In Summer 1999 I met a girl. We hooked up for a bit and it didn’t really work out. But then in Autumn I met another girl. We hooked up and 15 years later I’m proud to call her my wife. :)
The Sopranos and Family Guy both debuted on US television, Melissa "attacked the internet", the Columbine massacre happened, Jill Dando was shot dead on her doorstep, The Phantom Menace um… happened, Napster debuted, we had a total solar eclipse which I peered at through the clouds on a rooftop in Soho, having landed my first London job, Apple released the G4 and Sega released the Dreamcast.
It was thank you and goodnight to (among, as always, many others) Dusty Springfield, Stanley Kubrick, Yehudi Menuhin, Little Ern, Dirk Bogarde, Bones, Q, Screaming Lord Sutch and the mighty, mighty Oliver Reed.
On millennium night I played a covers gig in Hastings, where for the first half we partied like it was 1999, because it was. And then it wasn't. But we carried on anyway.
I've written much about Buckcherry as it is, but this was their debut album. I missed it at the time and came to it later, and still to this day prefer the followup Time Bomb, but this is still a righteous rocking album. Proper raw rock and roll. Top track: "Lawless And Lulu"
I've only quite recently discovered the minimalist stylings of Ludo, but when I heard him on Classic FM I rushed out and bought just about everything of his I could find. Minimal classical, nothing too challenging, perhaps a little anodyne for some, but I love it. Top track: "Due Tramonti"
No idea where I first heard "Nobody's Real" but when I did it made me want more, and this is such a cracking album. Snarly punk-industrial-metal (nu, perhaps… shudder…) and great fun throughout. Top track: "Nobody's Real"
This was the Chillis' first studio album in four years, and marked the return of John Frusciante on the six-string twangplank. It remains their best-selling album ever, though for my money it's slightly bettered by 2002's By The Way. Still great though. Top track: "Scar Tissue"
The 'phonics were everywhere in 1999. You couldn't move for "The Bartender and the Thief", "Just Looking" and "Pick a Part That's New", and that was because they're ace songs. The rest of the album is just as great, if not greater. Top track: "Pick A Part That's New"
And the winner is…
King of Snake, King of Snake.
Tina lives in Berlin, her voice so seldom on my machine.
Again, I was late to the Underworld party, but my mate trying hard to get me to listen to something that didn't at least feature a fast lead guitarist must have finally broken through because one day I saw the light. I won't lie to you, drugs probably played a part. This is splendid music to get at least partially out of your face to.

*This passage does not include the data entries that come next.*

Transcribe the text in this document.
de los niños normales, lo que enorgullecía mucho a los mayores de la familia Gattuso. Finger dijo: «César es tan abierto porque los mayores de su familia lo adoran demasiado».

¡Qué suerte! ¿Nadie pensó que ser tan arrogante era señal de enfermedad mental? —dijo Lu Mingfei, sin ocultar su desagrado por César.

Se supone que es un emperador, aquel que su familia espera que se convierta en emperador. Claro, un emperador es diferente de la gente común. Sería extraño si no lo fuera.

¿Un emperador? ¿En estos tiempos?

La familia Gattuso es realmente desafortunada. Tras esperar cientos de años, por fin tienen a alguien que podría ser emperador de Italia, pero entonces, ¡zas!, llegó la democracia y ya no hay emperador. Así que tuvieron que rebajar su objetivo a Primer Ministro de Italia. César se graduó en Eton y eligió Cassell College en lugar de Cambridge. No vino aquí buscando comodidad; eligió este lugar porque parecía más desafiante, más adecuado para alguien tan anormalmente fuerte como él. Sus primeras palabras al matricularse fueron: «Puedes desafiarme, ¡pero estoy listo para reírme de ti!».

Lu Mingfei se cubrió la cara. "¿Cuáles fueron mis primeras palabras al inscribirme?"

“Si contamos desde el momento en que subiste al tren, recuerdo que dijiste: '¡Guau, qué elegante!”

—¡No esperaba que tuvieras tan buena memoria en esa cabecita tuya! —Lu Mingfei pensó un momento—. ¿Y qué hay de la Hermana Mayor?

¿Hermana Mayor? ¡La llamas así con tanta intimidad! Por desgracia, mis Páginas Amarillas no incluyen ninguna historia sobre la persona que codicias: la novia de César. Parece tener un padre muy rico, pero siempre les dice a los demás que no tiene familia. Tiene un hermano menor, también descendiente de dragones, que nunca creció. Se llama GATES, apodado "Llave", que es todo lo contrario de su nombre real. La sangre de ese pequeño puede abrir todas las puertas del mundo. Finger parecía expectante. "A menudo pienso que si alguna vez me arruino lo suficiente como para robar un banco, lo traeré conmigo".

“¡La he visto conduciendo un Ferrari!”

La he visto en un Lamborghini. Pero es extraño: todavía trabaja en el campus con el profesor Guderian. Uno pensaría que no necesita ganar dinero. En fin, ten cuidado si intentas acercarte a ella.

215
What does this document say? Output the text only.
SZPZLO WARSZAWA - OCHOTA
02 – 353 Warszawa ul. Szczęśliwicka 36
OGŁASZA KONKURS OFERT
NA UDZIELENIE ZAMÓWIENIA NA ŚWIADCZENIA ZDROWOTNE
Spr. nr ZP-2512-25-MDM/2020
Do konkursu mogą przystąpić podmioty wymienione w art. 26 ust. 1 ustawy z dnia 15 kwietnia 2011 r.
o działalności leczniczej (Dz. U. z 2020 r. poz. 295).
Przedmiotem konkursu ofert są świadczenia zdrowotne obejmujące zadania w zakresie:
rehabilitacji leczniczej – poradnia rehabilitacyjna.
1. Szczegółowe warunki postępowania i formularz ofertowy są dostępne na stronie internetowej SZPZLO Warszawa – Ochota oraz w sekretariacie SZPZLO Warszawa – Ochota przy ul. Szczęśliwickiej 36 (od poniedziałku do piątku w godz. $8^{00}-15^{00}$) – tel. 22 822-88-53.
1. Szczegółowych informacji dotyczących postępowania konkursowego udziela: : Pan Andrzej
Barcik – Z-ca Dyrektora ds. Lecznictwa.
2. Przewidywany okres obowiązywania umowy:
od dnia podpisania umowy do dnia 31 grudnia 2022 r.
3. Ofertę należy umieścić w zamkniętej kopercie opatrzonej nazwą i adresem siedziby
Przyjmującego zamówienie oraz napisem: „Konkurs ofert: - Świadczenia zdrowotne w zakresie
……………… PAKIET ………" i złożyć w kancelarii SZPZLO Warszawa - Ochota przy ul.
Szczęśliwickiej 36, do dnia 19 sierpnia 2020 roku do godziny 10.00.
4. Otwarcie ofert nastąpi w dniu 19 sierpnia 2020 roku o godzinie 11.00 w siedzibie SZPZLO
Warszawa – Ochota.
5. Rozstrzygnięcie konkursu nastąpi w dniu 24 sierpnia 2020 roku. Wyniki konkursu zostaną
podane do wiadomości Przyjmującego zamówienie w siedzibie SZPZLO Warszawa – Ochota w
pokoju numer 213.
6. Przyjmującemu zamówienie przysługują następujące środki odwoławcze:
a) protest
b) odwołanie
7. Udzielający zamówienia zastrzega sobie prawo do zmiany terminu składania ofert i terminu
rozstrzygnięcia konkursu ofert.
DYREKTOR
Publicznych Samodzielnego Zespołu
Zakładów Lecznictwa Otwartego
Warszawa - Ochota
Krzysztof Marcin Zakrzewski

In fact I think I'd been listening to this album for a number of years before I realised that the lyrics to "Push Upstairs" and "Push Downstairs" are the same, and that one is a downtempo moody version of the other. Which is quite clever, though I obviously wasn't.
Intelligent, dancey electronica that isn't afraid to go dark occasionally all carried along by Karl Hyde's swirling stream-of-consciousness lyrics.
And, to quote Rufus (from Bill & Ted), it's excellent for dancing.
Top tracks: "Push Upstairs", "King Of Snake", "Cups"
Turkey of the Year
Oh dear. For me Mr. Big needed Paul Gilbert's sense of humour running through their music to make it listenable, and his replacement Richie Kotzen - while an absolutely incredible musician - is pretty po-faced, and the band lost something vital at this point.